Младший старший брат - Кёлльн

Вячеслав Демидов
(написано к 730-летию этого города)

Празднование круглых дат – дней рождения старых городов – дело сомнительное.

Мало какой из них может предъявить документ “Здесь будет город заложен!” с датой и подписью.

На месте столицы Германии в далекие времена стояли две деревушки вендов-рыболовов — Кёлльн (по-вендски “пригорок, окруженный водой”) и Берлин ("свободное место"). Вендами же германцы называли всех поморских и полабских славян – стодоран (полагают, что до 560 года именно они жили в Кёлльне и Берлине), оботритов, глинян, лютичей, бодричей, лужицких сербов, мильчан, слубян, жарован, нишан и других.

Почему же датой рождения Кёлльна на Шпрее (не путайте с почтенным Кёльном на Рейне!) принято считать 28 октября 1237 года?

Потому что в тот день братья Иоанн I и Отто III, два бранденбургских маркграфа Асканийской династии, заключили с епископом Германом договор о порядке уплаты церковной десятины. И рядом с их подписями поставил свою свидетель – Симеон, священник из Кёлльна (“плебанус де Колониа”), вхожий, как видим, в высокие сферы власти.

То есть на острове посередине Шпрее стояла вовсе не деревня, потому что спустя семь лет Кёлльн получил магдебургское городское право – стал городом вполне официально.

А Берлин был упомянут в том договоре лишь как нечто на берегу Шпрее... Хотя занимал он территорию примерно 510х1140 м, то есть вдвое больше Кёлльна, стоял на куда более крупном острове, мог беспрепятственно расширяться, так что в конце концов писец в одном из документов того времени начертал слова “Кёлльн при Берлине”...

Братья-маркграфы жили в замке Шпандау, а Берлину с Кёлльном велели строить общую городскую стену. Она перекрыла Шпрее и стала источником городского благосостояния.

Проплывавшим по реке купцам ничего не оставалось, как выгружать свои товары на пристань и дожидаться, пока горожане выберут себе, что приглянулось.

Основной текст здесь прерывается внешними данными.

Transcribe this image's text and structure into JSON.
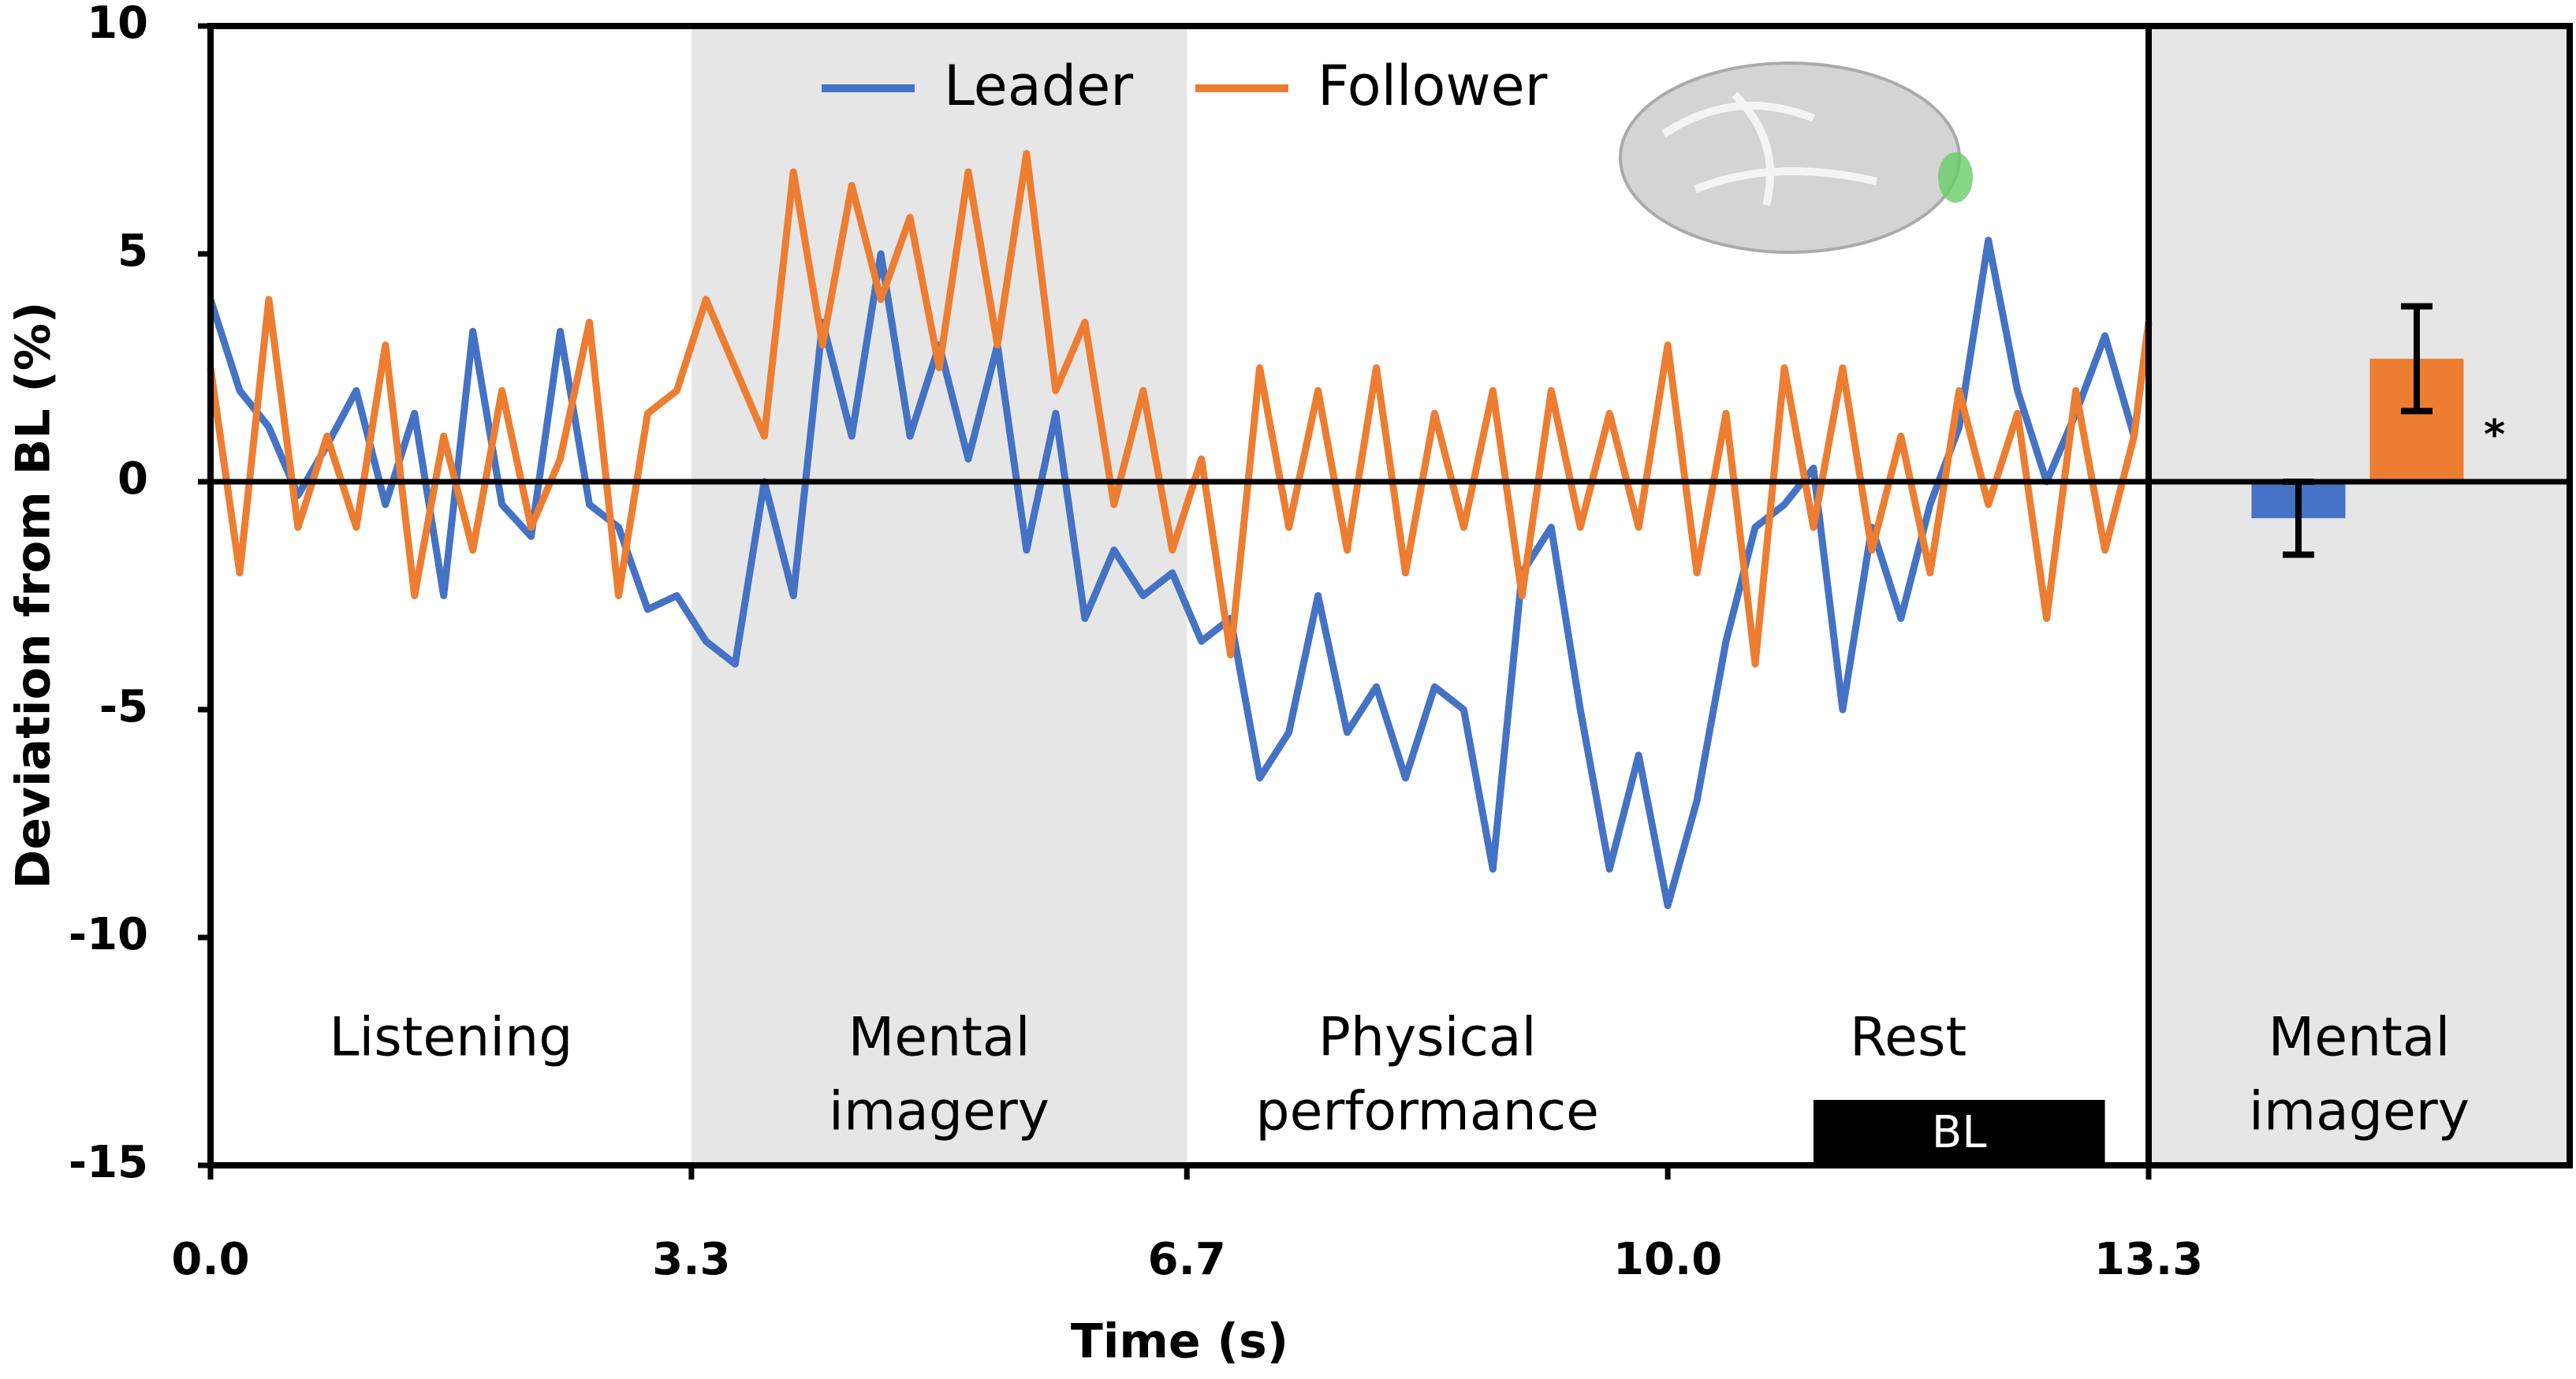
{
  "chart_data": {
    "type": "line",
    "xlabel": "Time (s)",
    "ylabel": "Deviation from BL (%)",
    "xlim": [
      0,
      13.3
    ],
    "ylim": [
      -15,
      10
    ],
    "xticks": [
      {
        "value": 0,
        "label": "0.0"
      },
      3.3,
      6.7,
      {
        "value": 10,
        "label": "10.0"
      },
      13.3
    ],
    "yticks": [
      10,
      5,
      0,
      -5,
      -10,
      -15
    ],
    "x": [
      0,
      0.2,
      0.4,
      0.6,
      0.8,
      1.0,
      1.2,
      1.4,
      1.6,
      1.8,
      2.0,
      2.2,
      2.4,
      2.6,
      2.8,
      3.0,
      3.2,
      3.4,
      3.6,
      3.8,
      4.0,
      4.2,
      4.4,
      4.6,
      4.8,
      5.0,
      5.2,
      5.4,
      5.6,
      5.8,
      6.0,
      6.2,
      6.4,
      6.6,
      6.8,
      7.0,
      7.2,
      7.4,
      7.6,
      7.8,
      8.0,
      8.2,
      8.4,
      8.6,
      8.8,
      9.0,
      9.2,
      9.4,
      9.6,
      9.8,
      10.0,
      10.2,
      10.4,
      10.6,
      10.8,
      11.0,
      11.2,
      11.4,
      11.6,
      11.8,
      12.0,
      12.2,
      12.4,
      12.6,
      12.8,
      13.0,
      13.2,
      13.3
    ],
    "series": [
      {
        "name": "Leader",
        "color": "#4472c4",
        "values": [
          4,
          2,
          1.2,
          -0.3,
          0.8,
          2,
          -0.5,
          1.5,
          -2.5,
          3.3,
          -0.5,
          -1.2,
          3.3,
          -0.5,
          -1,
          -2.8,
          -2.5,
          -3.5,
          -4,
          0,
          -2.5,
          3.5,
          1,
          5,
          1,
          3,
          0.5,
          3,
          -1.5,
          1.5,
          -3,
          -1.5,
          -2.5,
          -2,
          -3.5,
          -3,
          -6.5,
          -5.5,
          -2.5,
          -5.5,
          -4.5,
          -6.5,
          -4.5,
          -5,
          -8.5,
          -2,
          -1,
          -5,
          -8.5,
          -6,
          -9.3,
          -7,
          -3.5,
          -1,
          -0.5,
          0.3,
          -5,
          -1,
          -3,
          -0.5,
          1.2,
          5.3,
          2,
          0,
          1.5,
          3.2,
          1,
          3.5
        ]
      },
      {
        "name": "Follower",
        "color": "#ed7d31",
        "values": [
          2.5,
          -2,
          4,
          -1,
          1,
          -1,
          3,
          -2.5,
          1,
          -1.5,
          2,
          -1,
          0.5,
          3.5,
          -2.5,
          1.5,
          2,
          4,
          2.5,
          1,
          6.8,
          3,
          6.5,
          4,
          5.8,
          2.5,
          6.8,
          3,
          7.2,
          2,
          3.5,
          -0.5,
          2,
          -1.5,
          0.5,
          -3.8,
          2.5,
          -1,
          2,
          -1.5,
          2.5,
          -2,
          1.5,
          -1,
          2,
          -2.5,
          2,
          -1,
          1.5,
          -1,
          3,
          -2,
          1.5,
          -4,
          2.5,
          -1,
          2.5,
          -1.5,
          1,
          -2,
          2,
          -0.5,
          1.5,
          -3,
          2,
          -1.5,
          1,
          3.5
        ]
      }
    ],
    "phases": [
      {
        "lines": [
          "Listening"
        ],
        "start": 0,
        "end": 3.3,
        "shaded": false
      },
      {
        "lines": [
          "Mental",
          "imagery"
        ],
        "start": 3.3,
        "end": 6.7,
        "shaded": true
      },
      {
        "lines": [
          "Physical",
          "performance"
        ],
        "start": 6.7,
        "end": 10.0,
        "shaded": false
      },
      {
        "lines": [
          "Rest"
        ],
        "start": 10.0,
        "end": 13.3,
        "shaded": false
      }
    ],
    "baseline": {
      "label": "BL",
      "start": 11.0,
      "end": 13.0
    },
    "inset": {
      "lines": [
        "Mental",
        "imagery"
      ],
      "values": [
        -0.8,
        2.7
      ],
      "errors": [
        0.8,
        1.15
      ],
      "colors": [
        "#4472c4",
        "#ed7d31"
      ],
      "annotation": "*"
    }
  }
}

Хороший доход давали пошлины с ярмарок – Вальпургиевой ночи (1 мая), Святого Лаврентия (10 августа), Святого Креста (14 сентября), Всех Святых (1 ноября) и Святого Мартина (11 ноября). На них главными местными марочными товарами были зерно – “берлинская рожь”, дубовые бревна, балки и доски – “бранденбургский материал” (им отстраивали Гамбург после пожара 1290 года) и “берлинское пиво”.

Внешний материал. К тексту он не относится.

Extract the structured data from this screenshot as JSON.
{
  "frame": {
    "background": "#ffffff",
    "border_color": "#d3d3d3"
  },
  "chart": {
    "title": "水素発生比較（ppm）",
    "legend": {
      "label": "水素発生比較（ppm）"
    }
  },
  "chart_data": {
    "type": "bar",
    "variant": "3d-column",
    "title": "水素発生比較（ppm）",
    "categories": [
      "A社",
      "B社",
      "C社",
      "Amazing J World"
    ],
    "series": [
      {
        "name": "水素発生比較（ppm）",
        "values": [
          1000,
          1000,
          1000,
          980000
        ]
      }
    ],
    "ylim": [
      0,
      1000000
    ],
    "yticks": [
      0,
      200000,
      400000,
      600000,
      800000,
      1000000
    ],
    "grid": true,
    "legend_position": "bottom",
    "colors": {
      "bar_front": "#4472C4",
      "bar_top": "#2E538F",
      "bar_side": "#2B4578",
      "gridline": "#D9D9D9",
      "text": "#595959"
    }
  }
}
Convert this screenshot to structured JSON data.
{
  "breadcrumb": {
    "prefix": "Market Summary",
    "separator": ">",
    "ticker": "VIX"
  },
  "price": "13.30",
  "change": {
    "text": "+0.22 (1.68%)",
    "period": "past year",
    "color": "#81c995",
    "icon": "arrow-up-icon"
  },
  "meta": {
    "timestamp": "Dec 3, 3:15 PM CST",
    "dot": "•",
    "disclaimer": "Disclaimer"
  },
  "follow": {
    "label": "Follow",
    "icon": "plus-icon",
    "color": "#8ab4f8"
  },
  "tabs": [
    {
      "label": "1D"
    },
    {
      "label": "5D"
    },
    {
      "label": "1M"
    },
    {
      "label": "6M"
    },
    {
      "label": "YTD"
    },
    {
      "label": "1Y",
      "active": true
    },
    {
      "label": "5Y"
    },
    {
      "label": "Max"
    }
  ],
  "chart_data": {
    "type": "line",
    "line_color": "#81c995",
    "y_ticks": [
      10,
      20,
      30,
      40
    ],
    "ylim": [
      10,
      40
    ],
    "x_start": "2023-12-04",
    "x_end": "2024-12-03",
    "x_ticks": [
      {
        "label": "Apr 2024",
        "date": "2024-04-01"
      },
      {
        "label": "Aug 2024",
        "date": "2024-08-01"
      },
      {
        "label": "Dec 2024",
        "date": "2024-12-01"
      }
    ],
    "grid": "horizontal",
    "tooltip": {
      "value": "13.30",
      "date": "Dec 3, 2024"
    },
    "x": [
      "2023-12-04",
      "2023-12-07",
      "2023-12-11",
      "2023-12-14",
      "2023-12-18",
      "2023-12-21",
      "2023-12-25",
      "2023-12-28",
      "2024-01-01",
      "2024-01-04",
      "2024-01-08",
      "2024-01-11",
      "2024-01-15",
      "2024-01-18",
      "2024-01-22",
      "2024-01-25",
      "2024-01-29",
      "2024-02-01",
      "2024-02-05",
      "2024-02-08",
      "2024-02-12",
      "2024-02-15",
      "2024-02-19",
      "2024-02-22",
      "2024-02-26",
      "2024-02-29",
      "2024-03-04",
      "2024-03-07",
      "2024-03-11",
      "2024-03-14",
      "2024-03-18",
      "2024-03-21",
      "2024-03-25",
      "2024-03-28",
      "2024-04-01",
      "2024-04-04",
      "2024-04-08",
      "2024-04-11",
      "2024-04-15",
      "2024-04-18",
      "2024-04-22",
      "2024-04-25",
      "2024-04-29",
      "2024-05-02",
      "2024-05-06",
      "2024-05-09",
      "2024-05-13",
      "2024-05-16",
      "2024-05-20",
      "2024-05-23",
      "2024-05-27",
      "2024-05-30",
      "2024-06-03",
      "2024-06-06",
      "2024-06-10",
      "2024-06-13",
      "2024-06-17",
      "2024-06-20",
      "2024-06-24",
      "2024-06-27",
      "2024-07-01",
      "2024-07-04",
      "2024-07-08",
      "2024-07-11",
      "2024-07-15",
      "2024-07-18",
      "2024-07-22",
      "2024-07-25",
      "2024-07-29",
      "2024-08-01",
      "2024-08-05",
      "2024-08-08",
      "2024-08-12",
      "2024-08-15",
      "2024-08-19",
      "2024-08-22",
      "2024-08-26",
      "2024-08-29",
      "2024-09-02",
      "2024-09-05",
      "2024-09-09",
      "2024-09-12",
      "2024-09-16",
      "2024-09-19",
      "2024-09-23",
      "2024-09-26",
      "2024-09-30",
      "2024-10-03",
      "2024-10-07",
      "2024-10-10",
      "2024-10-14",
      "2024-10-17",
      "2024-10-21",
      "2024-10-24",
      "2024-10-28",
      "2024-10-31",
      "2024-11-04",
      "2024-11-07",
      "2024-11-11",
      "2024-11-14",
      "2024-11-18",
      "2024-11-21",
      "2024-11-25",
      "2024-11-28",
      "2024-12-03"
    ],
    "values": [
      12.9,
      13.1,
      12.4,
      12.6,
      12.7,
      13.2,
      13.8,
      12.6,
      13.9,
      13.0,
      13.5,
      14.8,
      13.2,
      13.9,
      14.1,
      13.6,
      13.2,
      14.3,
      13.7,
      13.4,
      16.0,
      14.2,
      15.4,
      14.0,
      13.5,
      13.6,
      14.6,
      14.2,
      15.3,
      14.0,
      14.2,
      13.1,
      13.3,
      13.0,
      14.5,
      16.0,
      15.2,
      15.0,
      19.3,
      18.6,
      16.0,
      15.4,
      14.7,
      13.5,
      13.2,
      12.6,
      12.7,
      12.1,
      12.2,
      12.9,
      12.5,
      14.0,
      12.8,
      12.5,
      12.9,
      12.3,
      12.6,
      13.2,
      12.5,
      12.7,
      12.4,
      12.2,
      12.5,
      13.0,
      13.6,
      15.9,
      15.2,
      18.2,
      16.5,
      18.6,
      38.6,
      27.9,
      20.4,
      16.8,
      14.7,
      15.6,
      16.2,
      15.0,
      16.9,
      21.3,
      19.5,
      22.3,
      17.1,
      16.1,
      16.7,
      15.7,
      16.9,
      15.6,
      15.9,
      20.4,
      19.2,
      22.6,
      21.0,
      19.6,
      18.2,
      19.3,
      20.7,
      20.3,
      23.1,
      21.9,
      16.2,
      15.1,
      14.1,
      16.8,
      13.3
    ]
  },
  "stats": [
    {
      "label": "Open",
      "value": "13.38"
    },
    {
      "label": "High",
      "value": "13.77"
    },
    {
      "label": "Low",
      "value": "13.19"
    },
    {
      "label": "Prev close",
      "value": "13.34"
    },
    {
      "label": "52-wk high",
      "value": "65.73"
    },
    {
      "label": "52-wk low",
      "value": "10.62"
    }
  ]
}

Да и другие товары изготовляли на продажу члены городских гильдий (цехов) – сапожники, портные, шерстопрядильщики. Войти в гильдию мог только берлинец или кёлльнец достойного происхождения, то есть не внебрачный, не сын наказанного лишением городских прав и, конечно, не потомок человека позорной профессии – могильщика, музыканта, скомороха, живодера... 

Строга была иерархия. Скажем, суконщик не мог выдать дочь за холстинщика, унизил бы свою гильдию. Серьезно наказывали за халтуру: за скверный хлеб пекарь должен был целый год кормить двух бедняков в церковном приюте – больнице Святого Духа при Мариенкирхе.
 
Ремесленник зарабатывал тогда 10 пфеннигов в день, а две буханки хлеба стоили пфенниг, курица – два пфеннига, живой угорь – пять-шесть, ягненок – десять, мешок зерна – шестнадцать. Горожане богатели.

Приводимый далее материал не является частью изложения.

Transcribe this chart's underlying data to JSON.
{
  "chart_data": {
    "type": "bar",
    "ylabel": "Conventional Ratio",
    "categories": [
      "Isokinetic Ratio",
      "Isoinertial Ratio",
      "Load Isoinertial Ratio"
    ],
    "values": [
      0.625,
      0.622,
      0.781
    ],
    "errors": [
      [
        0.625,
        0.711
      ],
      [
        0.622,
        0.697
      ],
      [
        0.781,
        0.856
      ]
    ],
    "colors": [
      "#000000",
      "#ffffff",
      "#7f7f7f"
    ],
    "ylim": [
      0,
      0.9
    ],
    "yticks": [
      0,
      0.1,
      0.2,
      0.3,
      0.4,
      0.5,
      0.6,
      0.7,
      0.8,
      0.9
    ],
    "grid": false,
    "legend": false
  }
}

В Кёлльн-Берлин везли из Фландрии тончайшее сукно и прочие товары роскоши. Ремесленники одевались не хуже дворян. Но выставлявших свой достаток напоказ заседающие в ратуше ратманы строго одернули 24 сентября 1334 года: “Ни одна женщина или девушка не должна носить браслеты или украшения из драгоценного металла, а также вышитые золотом платки или золотые вуали. Ни одна девушка не должна носить на голове венок стоимостью более одной марки. Ни одна женщина или девушка не должна обшивать соболями свои платья или шубы. И никто, будь то женщина или мужчина, не должен устанавливать на свадебном столе более 40 блюд для приглашенных, десяти блюд – для слуг и трех блюд – для музыкантов. Причем музыкантов должно быть не более шести, а с последним ударом колокола никто не должен плясать на улице”.

С 1280 года маркграфы жили в Берлине, в 1290 построили там себе дворец – не очень роскошный, но прочный: пятьсот лет спустя стоял этот “Лягерхаус” на улице Клостерштрассе!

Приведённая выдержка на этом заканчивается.